O vice-presidente da CCJ da Assembléia, deputado Arnaldo Melo, designado relator do pedido feito pelo STJ para processar o governador Jackson Lago, utilizou as 12 páginas de seu parecer para demonstrar que as denúncias contra o governador Jackson Lago são infundadas e que foram “açodadamente” imputadas pelas subprocuradoras-gerais da República que assinam a acusação. Arnaldo Melo listou e desqualificou uma por uma todas as acusações feitas pelo Ministério Público contra o governador. Sobre a acusação de formação de quadrilha, Melo diz que a denúncia trai a verdade dos fatos, pois em tal caso, não há uma associação estável e permanente que visasse às práticas dos crimes aos quais Jackson Lago é acusado.

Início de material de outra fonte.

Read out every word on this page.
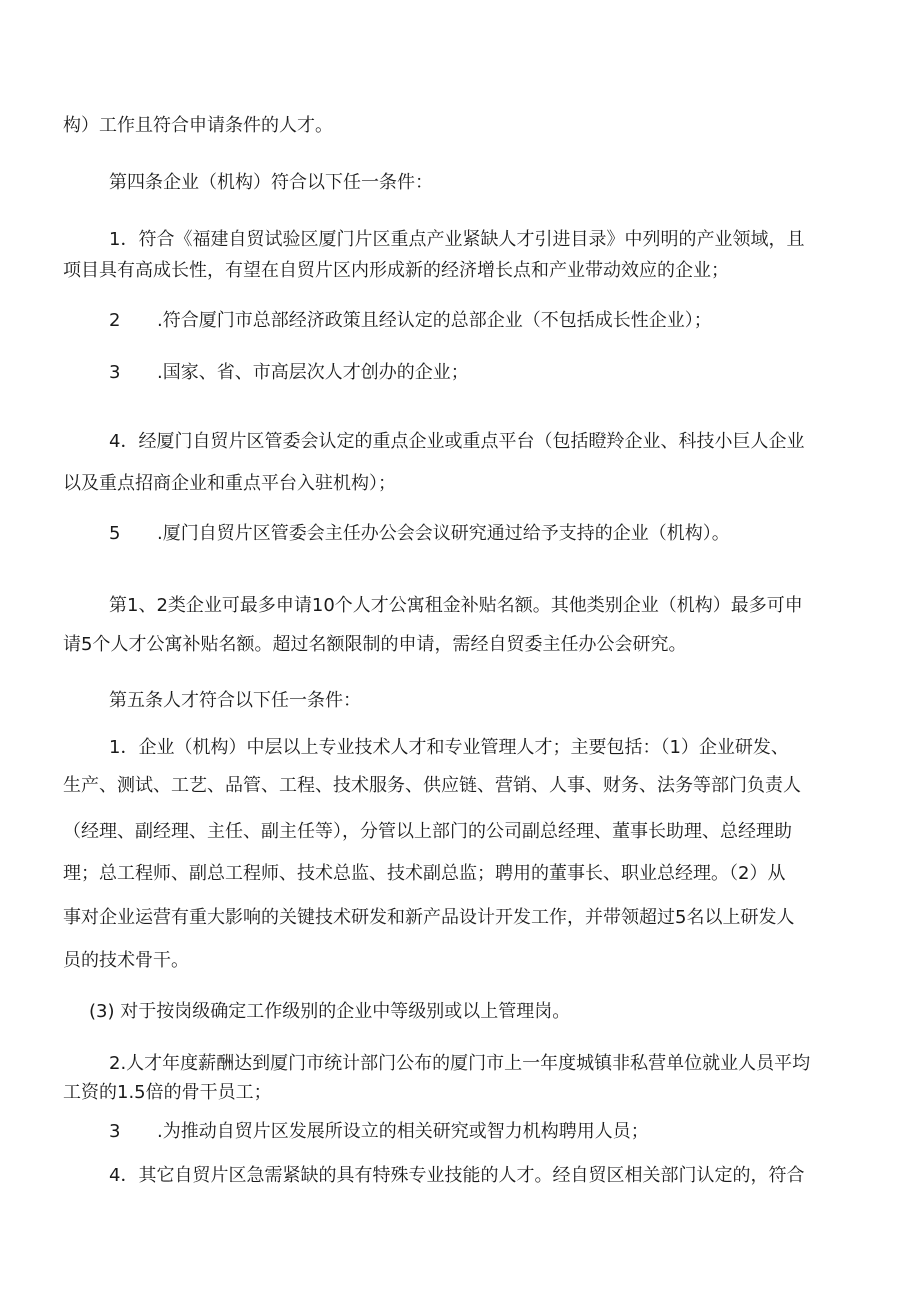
构）工作且符合申请条件的人才。
第四条企业（机构）符合以下任一条件：
1．符合《福建自贸试验区厦门片区重点产业紧缺人才引进目录》中列明的产业领域，且
项目具有高成长性，有望在自贸片区内形成新的经济增长点和产业带动效应的企业；
2 .符合厦门市总部经济政策且经认定的总部企业（不包括成长性企业）；
3 .国家、省、市高层次人才创办的企业；
4．经厦门自贸片区管委会认定的重点企业或重点平台（包括瞪羚企业、科技小巨人企业
以及重点招商企业和重点平台入驻机构）；
5 .厦门自贸片区管委会主任办公会会议研究通过给予支持的企业（机构）。
第1、2类企业可最多申请10个人才公寓租金补贴名额。其他类别企业（机构）最多可申
请5个人才公寓补贴名额。超过名额限制的申请，需经自贸委主任办公会研究。
第五条人才符合以下任一条件：
1．企业（机构）中层以上专业技术人才和专业管理人才；主要包括：（1）企业研发、
生产、测试、工艺、品管、工程、技术服务、供应链、营销、人事、财务、法务等部门负责人
（经理、副经理、主任、副主任等），分管以上部门的公司副总经理、董事长助理、总经理助
理；总工程师、副总工程师、技术总监、技术副总监；聘用的董事长、职业总经理。（2）从
事对企业运营有重大影响的关键技术研发和新产品设计开发工作，并带领超过5名以上研发人
员的技术骨干。
(3) 对于按岗级确定工作级别的企业中等级别或以上管理岗。
2.人才年度薪酬达到厦门市统计部门公布的厦门市上一年度城镇非私营单位就业人员平均
工资的1.5倍的骨干员工；
3 .为推动自贸片区发展所设立的相关研究或智力机构聘用人员；
4．其它自贸片区急需紧缺的具有特殊专业技能的人才。经自贸区相关部门认定的，符合
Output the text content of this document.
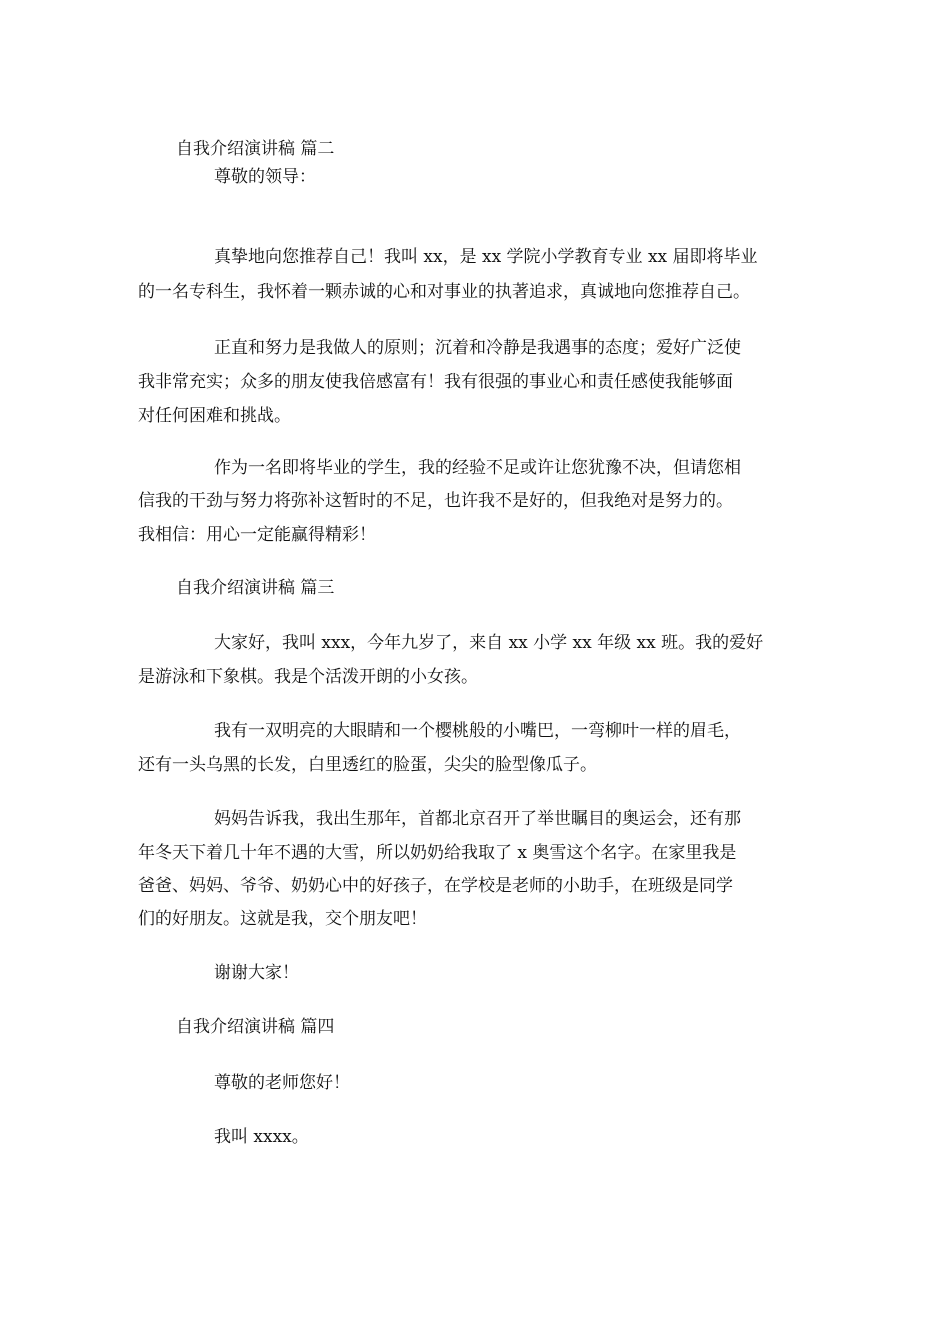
自我介绍演讲稿 篇二

尊敬的领导：

真挚地向您推荐自己！我叫 xx，是 xx 学院小学教育专业 xx 届即将毕业

的一名专科生，我怀着一颗赤诚的心和对事业的执著追求，真诚地向您推荐自己。

正直和努力是我做人的原则；沉着和冷静是我遇事的态度；爱好广泛使

我非常充实；众多的朋友使我倍感富有！我有很强的事业心和责任感使我能够面

对任何困难和挑战。

作为一名即将毕业的学生，我的经验不足或许让您犹豫不决，但请您相

信我的干劲与努力将弥补这暂时的不足，也许我不是好的，但我绝对是努力的。

我相信：用心一定能赢得精彩！

自我介绍演讲稿 篇三

大家好，我叫 xxx，今年九岁了，来自 xx 小学 xx 年级 xx 班。我的爱好

是游泳和下象棋。我是个活泼开朗的小女孩。

我有一双明亮的大眼睛和一个樱桃般的小嘴巴，一弯柳叶一样的眉毛，

还有一头乌黑的长发，白里透红的脸蛋，尖尖的脸型像瓜子。

妈妈告诉我，我出生那年，首都北京召开了举世瞩目的奥运会，还有那

年冬天下着几十年不遇的大雪，所以奶奶给我取了 x 奥雪这个名字。在家里我是

爸爸、妈妈、爷爷、奶奶心中的好孩子，在学校是老师的小助手，在班级是同学

们的好朋友。这就是我，交个朋友吧！

谢谢大家！

自我介绍演讲稿 篇四

尊敬的老师您好！

我叫 xxxx。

“Nas conversas telefônicas gravadas com autorização judicial, Geraldo Magela, um dos principais integrantes da suposta quadrilha, afirmou que sequer conhecia o novo governador, não tendo qualquer contato com o mesmo. Não há um registro sequer, seja através de fotos, vídeos, documentos, escutas telefônicas etc, de que Zuleido Veras e o governador Jackson Lago tenham sido sequer apresentados”, diz o relatório.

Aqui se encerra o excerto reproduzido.